LES PIEDS DANS LE BÉTON


« le Noir, à certains moments, est enfermé dans son corps »

Frantz Fanon

La danse, c’est pour moi quelque chose de très compliqué.

Pas parce que je n’ai pas le rythme.

Je l’ai.

Mais avoir le rythme et oser danser, ce ne sont pas la même chose. Et pendant longtemps, j’ai confondu les deux. J’ai dit que je ne savais pas danser, parce que c’était plus simple que d’expliquer ce qui se passe vraiment quand j’essaie. Une angoisse qui monte. Un blocage qui s’installe. Le corps qui se coupe de lui-même au moment précis où il devrait s’abandonner.

Je me fige.

Et plus je sens le regard des autres, plus je me fige.

Ce n’est pas une question de technique. C’est une question de regard.

Ça a commencé tôt. Pas avec une scène précise. Plutôt avec une accumulation. Une évidence répétée, formulée avec le sourire, sans intention apparente de blesser. Tu dois forcément savoir danser. T’es noire. Pas formulé comme une insulte. Formulé comme une certitude. Et c’est peut-être ça le plus difficile à démêler : les violences qui ne ressemblent pas à des violences. Celles qu’on n’arrive pas à nommer sur le moment parce qu’elles arrivent enveloppées dans l’évidence, dans la bonne humeur, dans ce ton qui dit je ne fais que constater.

Il existe un nom pour ça. La micro-agression : ce comportement d’apparence banale qui, intentionnellement ou non, communique l’hostilité, la discrimination ou les préjugés. Sa force, et sa perversité, tient précisément dans son apparente innocence. Parce que dès qu’on tente de nommer ce qu’on a ressenti, la réponse arrive, prévisible : « tu surréagis, tu es trop sensible, c’était un compliment ». Evie Muir et Myriam Chouder donnent un nom à ce second mécanisme : le gaslighting racial. Cette façon qu’ont les personnes racisées d’être amenées à douter de leur propre perception, à intérioriser l’idée que ce qu’elles ont ressenti était excessif, déplacé, imaginé. 

Ce doute, je l’ai porté longtemps. Est-ce que je surréagis ? Est-ce que j’imagine ? Et pourtant il y avait quelque chose de réel là-dedans. Grada Kilomba pose une idée qui m’a traversée comme une évidence : le racisme n’agit pas uniquement dans les grands moments visibles. Il s’installe dans la répétition, dans l’accumulation de remarques, de regards, de gestes qui semblent anodins mais qui, mis bout à bout, finissent par habiter le corps. Ce passé colonial ne reste pas dans les livres d’histoire. Il se loge dans la chair, dans les réflexes, dans ces crispations qui reviennent sans qu’on sache toujours pourquoi. 

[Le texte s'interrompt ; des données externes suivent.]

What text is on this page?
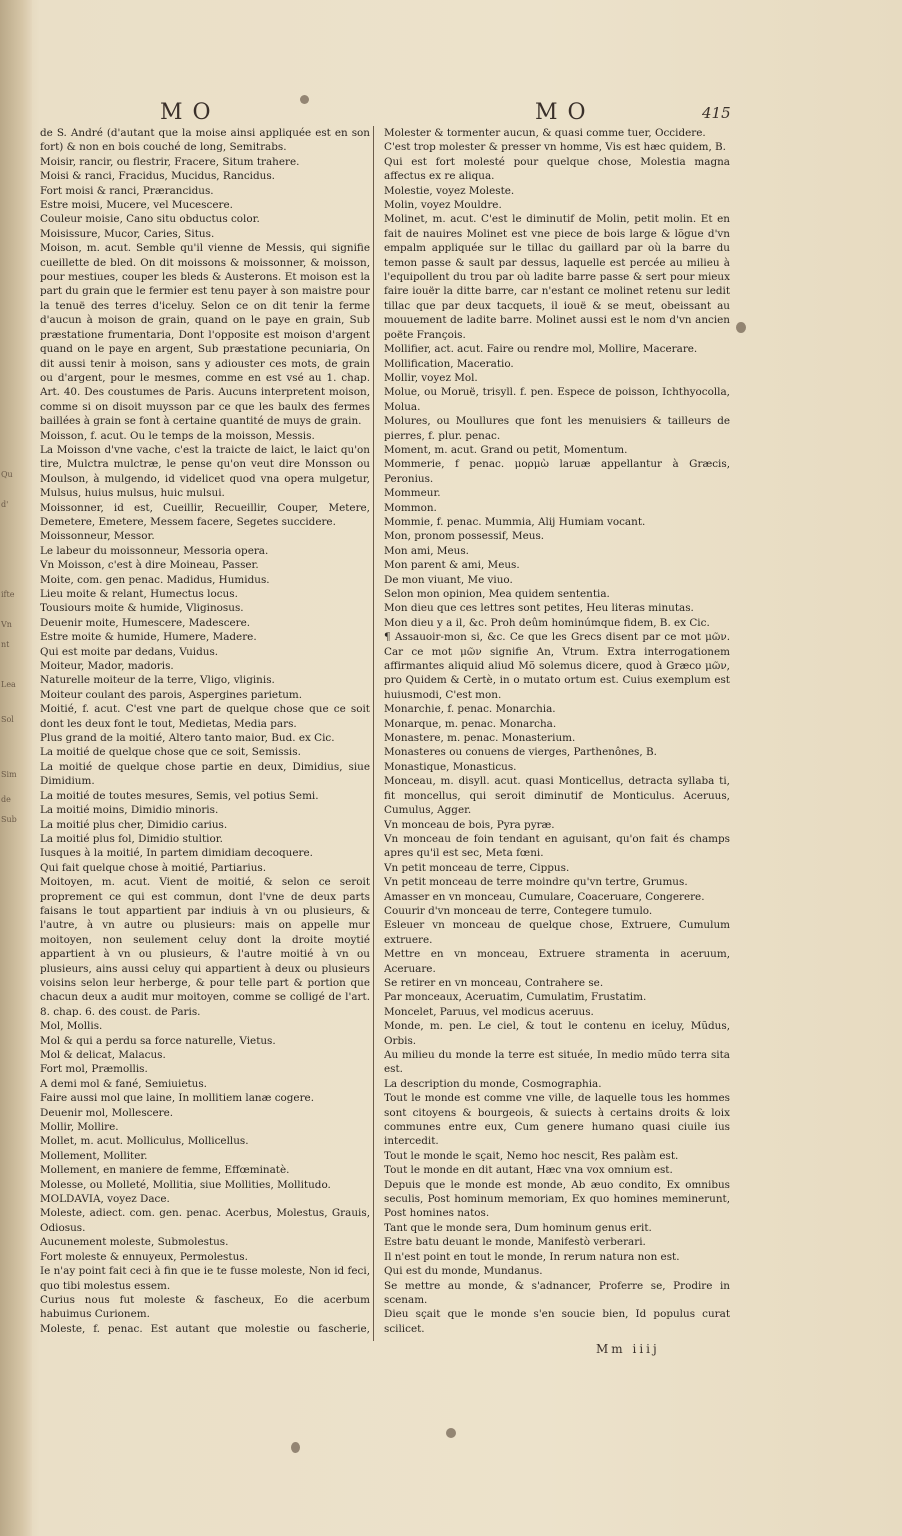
Qu
d'
ifte
Vn
nt
Lea
Sol
Sim
de
Sub
MO	MO	415

de S. André (d'autant que la moise ainsi appliquée est en son fort) & non en bois couché de long, Semitrabs.

Moisir, rancir, ou flestrir, Fracere, Situm trahere.

Moisi & ranci, Fracidus, Mucidus, Rancidus.

Fort moisi & ranci, Prærancidus.

Estre moisi, Mucere, vel Mucescere.

Couleur moisie, Cano situ obductus color.

Moisissure, Mucor, Caries, Situs.

Moison, m. acut. Semble qu'il vienne de Messis, qui signifie cueillette de bled. On dit moissons & moissonner, & moisson, pour mestiues, couper les bleds & Austerons. Et moison est la part du grain que le fermier est tenu payer à son maistre pour la tenuë des terres d'iceluy. Selon ce on dit tenir la ferme d'aucun à moison de grain, quand on le paye en grain, Sub præstatione frumentaria, Dont l'opposite est moison d'argent quand on le paye en argent, Sub præstatione pecuniaria, On dit aussi tenir à moison, sans y adiouster ces mots, de grain ou d'argent, pour le mesmes, comme en est vsé au 1. chap. Art. 40. Des coustumes de Paris. Aucuns interpretent moison, comme si on disoit muysson par ce que les baulx des fermes baillées à grain se font à certaine quantité de muys de grain.

Moisson, f. acut. Ou le temps de la moisson, Messis.

La Moisson d'vne vache, c'est la traicte de laict, le laict qu'on tire, Mulctra mulctræ, le pense qu'on veut dire Monsson ou Moulson, à mulgendo, id videlicet quod vna opera mulgetur, Mulsus, huius mulsus, huic mulsui.

Moissonner, id est, Cueillir, Recueillir, Couper, Metere, Demetere, Emetere, Messem facere, Segetes succidere.

Moissonneur, Messor.

Le labeur du moissonneur, Messoria opera.

Vn Moisson, c'est à dire Moineau, Passer.

Moite, com. gen penac. Madidus, Humidus.

Lieu moite & relant, Humectus locus.

Tousiours moite & humide, Vliginosus.

Deuenir moite, Humescere, Madescere.

Estre moite & humide, Humere, Madere.

Qui est moite par dedans, Vuidus.

Moiteur, Mador, madoris.

Naturelle moiteur de la terre, Vligo, vliginis.

Moiteur coulant des parois, Aspergines parietum.

Moitié, f. acut. C'est vne part de quelque chose que ce soit dont les deux font le tout, Medietas, Media pars.

Plus grand de la moitié, Altero tanto maior, Bud. ex Cic.

La moitié de quelque chose que ce soit, Semissis.

La moitié de quelque chose partie en deux, Dimidius, siue Dimidium.

La moitié de toutes mesures, Semis, vel potius Semi.

La moitié moins, Dimidio minoris.

La moitié plus cher, Dimidio carius.

La moitié plus fol, Dimidio stultior.

Iusques à la moitié, In partem dimidiam decoquere.

Qui fait quelque chose à moitié, Partiarius.

Moitoyen, m. acut. Vient de moitié, & selon ce seroit proprement ce qui est commun, dont l'vne de deux parts faisans le tout appartient par indiuis à vn ou plusieurs, & l'autre, à vn autre ou plusieurs: mais on appelle mur moitoyen, non seulement celuy dont la droite moytié appartient à vn ou plusieurs, & l'autre moitié à vn ou plusieurs, ains aussi celuy qui appartient à deux ou plusieurs voisins selon leur herberge, & pour telle part & portion que chacun deux a audit mur moitoyen, comme se colligé de l'art. 8. chap. 6. des coust. de Paris.

Mol, Mollis.

Mol & qui a perdu sa force naturelle, Vietus.

Mol & delicat, Malacus.

Fort mol, Præmollis.

A demi mol & fané, Semiuietus.

Faire aussi mol que laine, In mollitiem lanæ cogere.

Deuenir mol, Mollescere.

Mollir, Mollire.

Mollet, m. acut. Molliculus, Mollicellus.

Mollement, Molliter.

Mollement, en maniere de femme, Effœminatè.

Molesse, ou Molleté, Mollitia, siue Mollities, Mollitudo.

MOLDAVIA, voyez Dace.

Moleste, adiect. com. gen. penac. Acerbus, Molestus, Grauis, Odiosus.

Aucunement moleste, Submolestus.

Fort moleste & ennuyeux, Permolestus.

Ie n'ay point fait ceci à fin que ie te fusse moleste, Non id feci, quo tibi molestus essem.

Curius nous fut moleste & fascheux, Eo die acerbum habuimus Curionem.

Moleste, f. penac. Est autant que molestie ou fascherie,

Molester & tormenter aucun, & quasi comme tuer, Occidere.

C'est trop molester & presser vn homme, Vis est hæc quidem, B.

Qui est fort molesté pour quelque chose, Molestia magna affectus ex re aliqua.

Molestie, voyez Moleste.

Molin, voyez Mouldre.

Molinet, m. acut. C'est le diminutif de Molin, petit molin. Et en fait de nauires Molinet est vne piece de bois large & lõgue d'vn empalm appliquée sur le tillac du gaillard par où la barre du temon passe & sault par dessus, laquelle est percée au milieu à l'equipollent du trou par où ladite barre passe & sert pour mieux faire iouër la ditte barre, car n'estant ce molinet retenu sur ledit tillac que par deux tacquets, il iouë & se meut, obeissant au mouuement de ladite barre. Molinet aussi est le nom d'vn ancien poëte François.

Mollifier, act. acut. Faire ou rendre mol, Mollire, Macerare.

Mollification, Maceratio.

Mollir, voyez Mol.

Molue, ou Moruë, trisyll. f. pen. Espece de poisson, Ichthyocolla, Molua.

Molures, ou Moullures que font les menuisiers & tailleurs de pierres, f. plur. penac.

Moment, m. acut. Grand ou petit, Momentum.

Mommerie, f penac. μορμὼ laruæ appellantur à Græcis, Peronius.

Mommeur.

Mommon.

Mommie, f. penac. Mummia, Alij Humiam vocant.

Mon, pronom possessif, Meus.

Mon ami, Meus.

Mon parent & ami, Meus.

De mon viuant, Me viuo.

Selon mon opinion, Mea quidem sententia.

Mon dieu que ces lettres sont petites, Heu literas minutas.

Mon dieu y a il, &c. Proh deûm hominúmque fidem, B. ex Cic.

¶ Assauoir-mon si, &c. Ce que les Grecs disent par ce mot μῶν. Car ce mot μῶν signifie An, Vtrum. Extra interrogationem affirmantes aliquid aliud Mõ solemus dicere, quod à Græco μῶν, pro Quidem & Certè, in o mutato ortum est. Cuius exemplum est huiusmodi, C'est mon.

Monarchie, f. penac. Monarchia.

Monarque, m. penac. Monarcha.

Monastere, m. penac. Monasterium.

Monasteres ou conuens de vierges, Parthenônes, B.

Monastique, Monasticus.

Monceau, m. disyll. acut. quasi Monticellus, detracta syllaba ti, fit moncellus, qui seroit diminutif de Monticulus. Aceruus, Cumulus, Agger.

Vn monceau de bois, Pyra pyræ.

Vn monceau de foin tendant en aguisant, qu'on fait és champs apres qu'il est sec, Meta fœni.

Vn petit monceau de terre, Cippus.

Vn petit monceau de terre moindre qu'vn tertre, Grumus.

Amasser en vn monceau, Cumulare, Coaceruare, Congerere.

Couurir d'vn monceau de terre, Contegere tumulo.

Esleuer vn monceau de quelque chose, Extruere, Cumulum extruere.

Mettre en vn monceau, Extruere stramenta in aceruum, Aceruare.

Se retirer en vn monceau, Contrahere se.

Par monceaux, Aceruatim, Cumulatim, Frustatim.

Moncelet, Paruus, vel modicus aceruus.

Monde, m. pen. Le ciel, & tout le contenu en iceluy, Mũdus, Orbis.

Au milieu du monde la terre est située, In medio mũdo terra sita est.

La description du monde, Cosmographia.

Tout le monde est comme vne ville, de laquelle tous les hommes sont citoyens & bourgeois, & suiects à certains droits & loix communes entre eux, Cum genere humano quasi ciuile ius intercedit.

Tout le monde le sçait, Nemo hoc nescit, Res palàm est.

Tout le monde en dit autant, Hæc vna vox omnium est.

Depuis que le monde est monde, Ab æuo condito, Ex omnibus seculis, Post hominum memoriam, Ex quo homines meminerunt, Post homines natos.

Tant que le monde sera, Dum hominum genus erit.

Estre batu deuant le monde, Manifestò verberari.

Il n'est point en tout le monde, In rerum natura non est.

Qui est du monde, Mundanus.

Se mettre au monde, & s'adnancer, Proferre se, Prodire in scenam.

Dieu sçait que le monde s'en soucie bien, Id populus curat scilicet.

Mm iiij
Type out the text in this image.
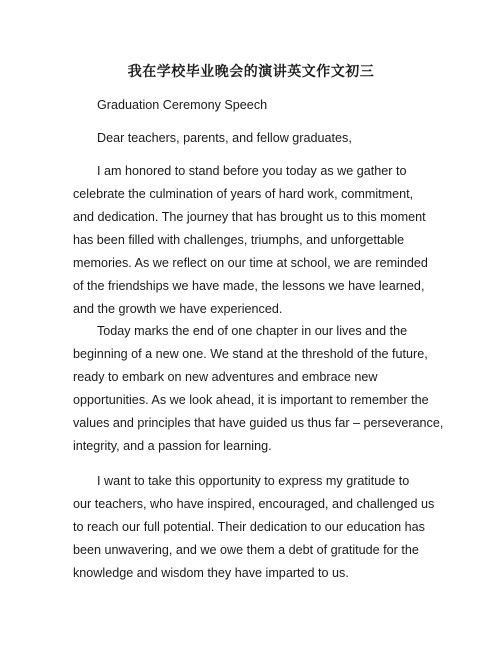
我在学校毕业晚会的演讲英文作文初三

Graduation Ceremony Speech

Dear teachers, parents, and fellow graduates,

I am honored to stand before you today as we gather to
celebrate the culmination of years of hard work, commitment,
and dedication. The journey that has brought us to this moment
has been filled with challenges, triumphs, and unforgettable
memories. As we reflect on our time at school, we are reminded
of the friendships we have made, the lessons we have learned,
and the growth we have experienced.

Today marks the end of one chapter in our lives and the
beginning of a new one. We stand at the threshold of the future,
ready to embark on new adventures and embrace new
opportunities. As we look ahead, it is important to remember the
values and principles that have guided us thus far – perseverance,
integrity, and a passion for learning.

I want to take this opportunity to express my gratitude to
our teachers, who have inspired, encouraged, and challenged us
to reach our full potential. Their dedication to our education has
been unwavering, and we owe them a debt of gratitude for the
knowledge and wisdom they have imparted to us.
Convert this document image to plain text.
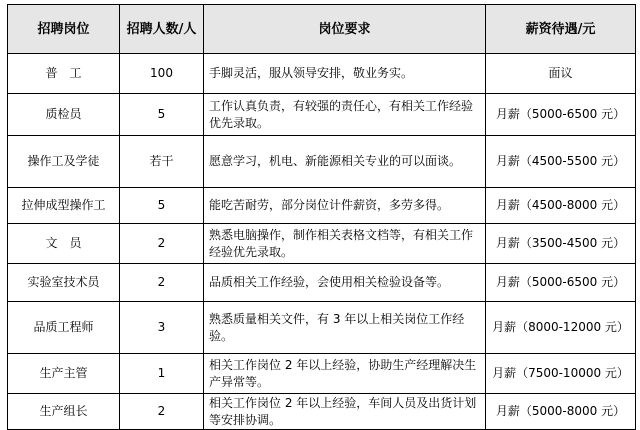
招聘岗位	招聘人数/人	岗位要求	薪资待遇/元
普　工	100	手脚灵活，服从领导安排，敬业务实。	面议
质检员	5	工作认真负责，有较强的责任心，有相关工作经验优先录取。	月薪（5000-6500 元）
操作工及学徒	若干	愿意学习，机电、新能源相关专业的可以面谈。	月薪（4500-5500 元）
拉伸成型操作工	5	能吃苦耐劳，部分岗位计件薪资，多劳多得。	月薪（4500-8000 元）
文　员	2	熟悉电脑操作，制作相关表格文档等，有相关工作经验优先录取。	月薪（3500-4500 元）
实验室技术员	2	品质相关工作经验，会使用相关检验设备等。	月薪（5000-6500 元）
品质工程师	3	熟悉质量相关文件，有 3 年以上相关岗位工作经验。	月薪（8000-12000 元）
生产主管	1	相关工作岗位 2 年以上经验，协助生产经理解决生产异常等。	月薪（7500-10000 元）
生产组长	2	相关工作岗位 2 年以上经验，车间人员及出货计划等安排协调。	月薪（5000-8000 元）
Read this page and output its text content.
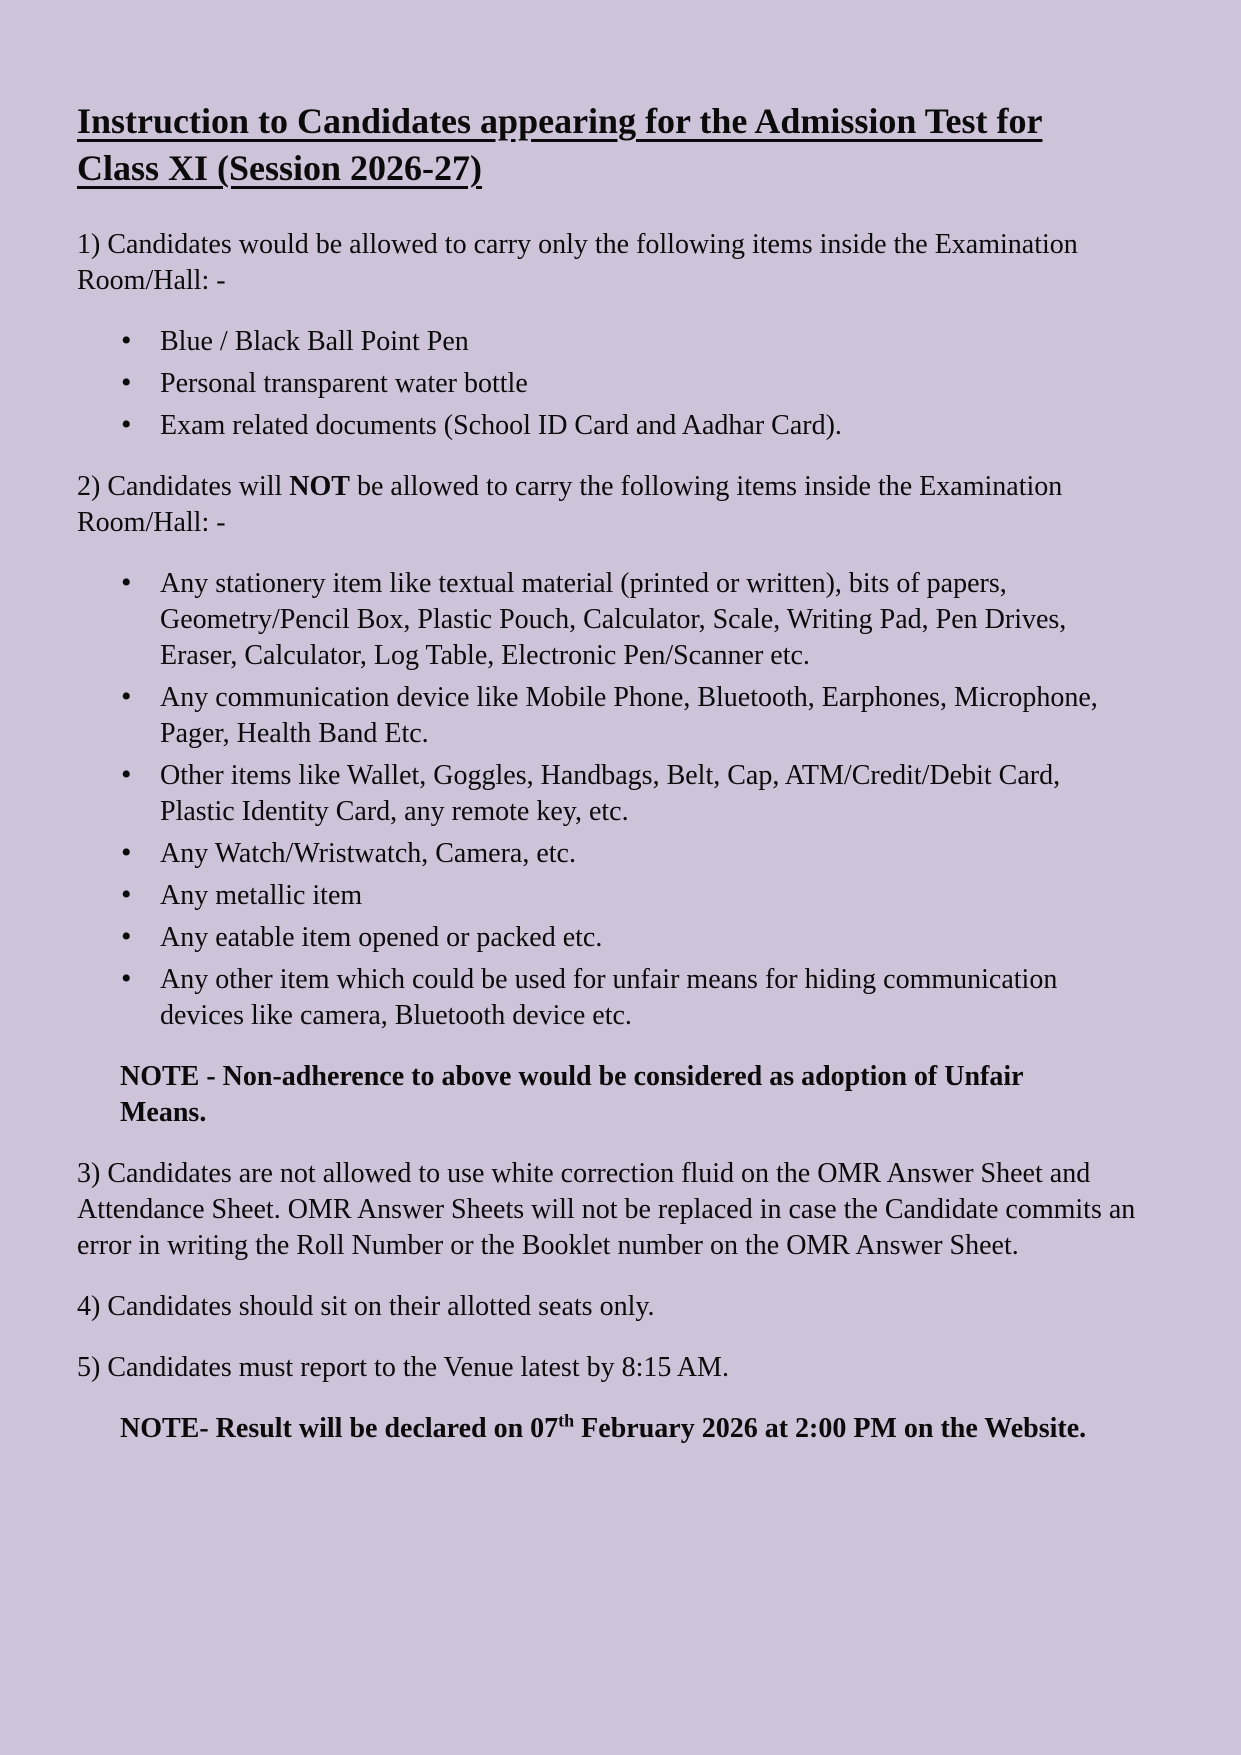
Instruction to Candidates appearing for the Admission Test for Class XI (Session 2026-27)

1) Candidates would be allowed to carry only the following items inside the Examination Room/Hall: -

• Blue / Black Ball Point Pen
• Personal transparent water bottle
• Exam related documents (School ID Card and Aadhar Card).

2) Candidates will NOT be allowed to carry the following items inside the Examination Room/Hall: -

• Any stationery item like textual material (printed or written), bits of papers, Geometry/Pencil Box, Plastic Pouch, Calculator, Scale, Writing Pad, Pen Drives, Eraser, Calculator, Log Table, Electronic Pen/Scanner etc.
• Any communication device like Mobile Phone, Bluetooth, Earphones, Microphone, Pager, Health Band Etc.
• Other items like Wallet, Goggles, Handbags, Belt, Cap, ATM/Credit/Debit Card, Plastic Identity Card, any remote key, etc.
• Any Watch/Wristwatch, Camera, etc.
• Any metallic item
• Any eatable item opened or packed etc.
• Any other item which could be used for unfair means for hiding communication devices like camera, Bluetooth device etc.

NOTE - Non-adherence to above would be considered as adoption of Unfair Means.

3) Candidates are not allowed to use white correction fluid on the OMR Answer Sheet and Attendance Sheet. OMR Answer Sheets will not be replaced in case the Candidate commits an error in writing the Roll Number or the Booklet number on the OMR Answer Sheet.

4) Candidates should sit on their allotted seats only.

5) Candidates must report to the Venue latest by 8:15 AM.

NOTE- Result will be declared on 07th February 2026 at 2:00 PM on the Website.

Frantz Fanon l’avait nommé autrement, cinquante ans plus tôt : « le Noir, à certains moments, est enfermé dans son corps ». Ce qui me frappe dans cette formule, c’est le mot moments. Pas toujours. Pas partout. Mais dans certains espaces, sous certains regards, quelque chose se ferme. Le corps cesse d’être vécu de l’intérieur. Il est regardé, défini, réclamé de l’extérieur. Et cette fermeture, je la connais. Je la reconnais dans ce blocage qui s’installe dès que je sens qu’on m’observe. Ce n’est pas de la timidité. C’est quelque chose de plus ancien, de plus construit.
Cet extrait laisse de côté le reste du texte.